La inteligencia artificial necesita territorio. No solo servidores, energía y fibra óptica, sino ciudad. En un momento en que la infraestructura digital se expande a una velocidad inédita, la pregunta ya no es solo cómo construir más data centers, sino cómo integrarlos al paisaje urbano sin convertirlos en enclaves cerrados. Esa discusión —que cruza tecnología, arquitectura y planificación— hoy tiene un capítulo latinoamericano diseñado desde Santiago.

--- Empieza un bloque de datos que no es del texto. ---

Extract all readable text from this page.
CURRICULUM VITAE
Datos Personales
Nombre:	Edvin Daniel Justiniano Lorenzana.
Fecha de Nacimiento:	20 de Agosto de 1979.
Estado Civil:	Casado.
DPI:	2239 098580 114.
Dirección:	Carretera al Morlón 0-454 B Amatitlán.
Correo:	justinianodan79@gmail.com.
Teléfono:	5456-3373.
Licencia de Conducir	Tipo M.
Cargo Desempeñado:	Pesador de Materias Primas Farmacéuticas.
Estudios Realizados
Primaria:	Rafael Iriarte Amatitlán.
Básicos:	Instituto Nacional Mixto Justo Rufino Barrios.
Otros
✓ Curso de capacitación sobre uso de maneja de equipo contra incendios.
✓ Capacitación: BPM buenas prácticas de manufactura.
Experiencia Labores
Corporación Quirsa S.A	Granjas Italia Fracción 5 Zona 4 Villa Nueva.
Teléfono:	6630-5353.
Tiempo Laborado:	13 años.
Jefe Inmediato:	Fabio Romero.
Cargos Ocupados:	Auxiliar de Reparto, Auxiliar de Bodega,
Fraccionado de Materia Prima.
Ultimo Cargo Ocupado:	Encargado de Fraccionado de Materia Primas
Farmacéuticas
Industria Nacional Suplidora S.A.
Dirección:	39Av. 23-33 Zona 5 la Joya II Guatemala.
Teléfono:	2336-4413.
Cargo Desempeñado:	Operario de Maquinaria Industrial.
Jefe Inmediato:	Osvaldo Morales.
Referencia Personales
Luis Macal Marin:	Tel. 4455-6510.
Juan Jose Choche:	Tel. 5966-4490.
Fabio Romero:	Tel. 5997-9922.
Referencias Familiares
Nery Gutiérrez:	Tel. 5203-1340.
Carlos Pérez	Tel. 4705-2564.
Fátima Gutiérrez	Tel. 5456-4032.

En 2022, en un encuentro de la industria en la región, el equipo de Hyphen —estudio de arquitectura con base en Santiago y trayectoria internacional, que desde hace años trabaja en infraestructura de alta complejidad en Latinoamérica— conoció a Alessandro Lombardi, presidente de Elea Data Centers, quien buscaba equipo para el diseño de su segundo data center en Río. “No se trataba solo de resolver un programa técnico, sino de construir un estándar”, explica Matías Menichetti, director de Hyphen. Ese primer edificio debía expresar eficiencia, robustez y escalabilidad, pero también identidad. En retrospectiva, fue el prototipo de algo mayor.

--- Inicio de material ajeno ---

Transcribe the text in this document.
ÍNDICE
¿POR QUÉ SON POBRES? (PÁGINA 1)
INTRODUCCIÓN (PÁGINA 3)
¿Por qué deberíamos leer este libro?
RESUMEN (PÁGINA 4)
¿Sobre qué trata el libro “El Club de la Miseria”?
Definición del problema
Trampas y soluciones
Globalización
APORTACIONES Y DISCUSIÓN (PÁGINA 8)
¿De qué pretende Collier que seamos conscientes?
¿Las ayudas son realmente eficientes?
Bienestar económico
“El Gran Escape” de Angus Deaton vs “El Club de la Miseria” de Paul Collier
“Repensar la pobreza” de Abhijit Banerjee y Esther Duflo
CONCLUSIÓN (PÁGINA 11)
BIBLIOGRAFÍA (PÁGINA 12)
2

Hoy, ese encargo inicial evolucionó hacia Rio AI City, un distrito de inteligencia artificial proyectado en el Parque Olímpico de Río de Janeiro. El plan contempla cerca de 30 edificios, más de un millón de metros cuadrados construidos y una capacidad energética renovable certificada de 1,5 GW. Pero la pregunta que activó el proyecto fue otra: ¿cómo puede una infraestructura crítica convertirse en ciudad?
Diseñar lo inevitable
“La capacidad instalada de data centers se triplicará hacia 2030. Eso significa que dejarán de ser piezas periféricas y pasarán a ocupar un lugar visible en el tejido urbano. Negar esa realidad sería un error”, señala Javier Moya, arquitecto asociado de Hyphen y especialista en infraestructura crítica. Para él, el futuro de los data centers ya no se jugará únicamente en su eficiencia técnica o desempeño operativo, sino también en cómo logren insertarse con responsabilidad en la ciudad, el paisaje y la vida de las comunidades que los rodean.
Tradicionalmente, estos proyectos son liderados por ingenierías. Son edificios optimizados para rendimiento y resiliencia. Pero cuando comienzan a formar parte de la ciudad, la lógica cambia. “Construir ciudad radica en integrar entorno, comunidades, tecnología e infraestructura”, afirma Moya.

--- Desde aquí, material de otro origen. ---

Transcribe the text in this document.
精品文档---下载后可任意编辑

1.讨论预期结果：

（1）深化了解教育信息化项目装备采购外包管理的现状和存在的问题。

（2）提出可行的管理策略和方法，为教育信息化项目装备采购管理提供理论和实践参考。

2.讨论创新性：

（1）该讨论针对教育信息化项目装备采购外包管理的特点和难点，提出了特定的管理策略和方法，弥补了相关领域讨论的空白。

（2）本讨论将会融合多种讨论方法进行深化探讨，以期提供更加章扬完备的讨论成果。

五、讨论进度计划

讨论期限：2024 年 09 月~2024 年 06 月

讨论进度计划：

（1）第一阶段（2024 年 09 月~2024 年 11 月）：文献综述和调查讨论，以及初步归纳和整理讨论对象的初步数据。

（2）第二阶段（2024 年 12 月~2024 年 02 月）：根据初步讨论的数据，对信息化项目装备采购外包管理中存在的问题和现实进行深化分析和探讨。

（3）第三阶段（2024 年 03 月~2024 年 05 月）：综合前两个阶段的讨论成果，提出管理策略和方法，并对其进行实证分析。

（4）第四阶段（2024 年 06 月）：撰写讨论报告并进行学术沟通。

En Río, el desafío es aún mayor: se trata de un campus tecnológico que debe cumplir estrictos estándares de seguridad, pero emplazado junto a zonas residenciales y en una ciudad cuya identidad está ligada al paisaje. Para resolverlo, se apostó por traer la ciudad al interior de la infraestructura tecnológica. “Es que la arquitectura tiene ese rol: el de mediar entre la exigencia técnica de la infraestructura crítica y la experiencia urbana y ambiental que la rodea”, agrega Moya.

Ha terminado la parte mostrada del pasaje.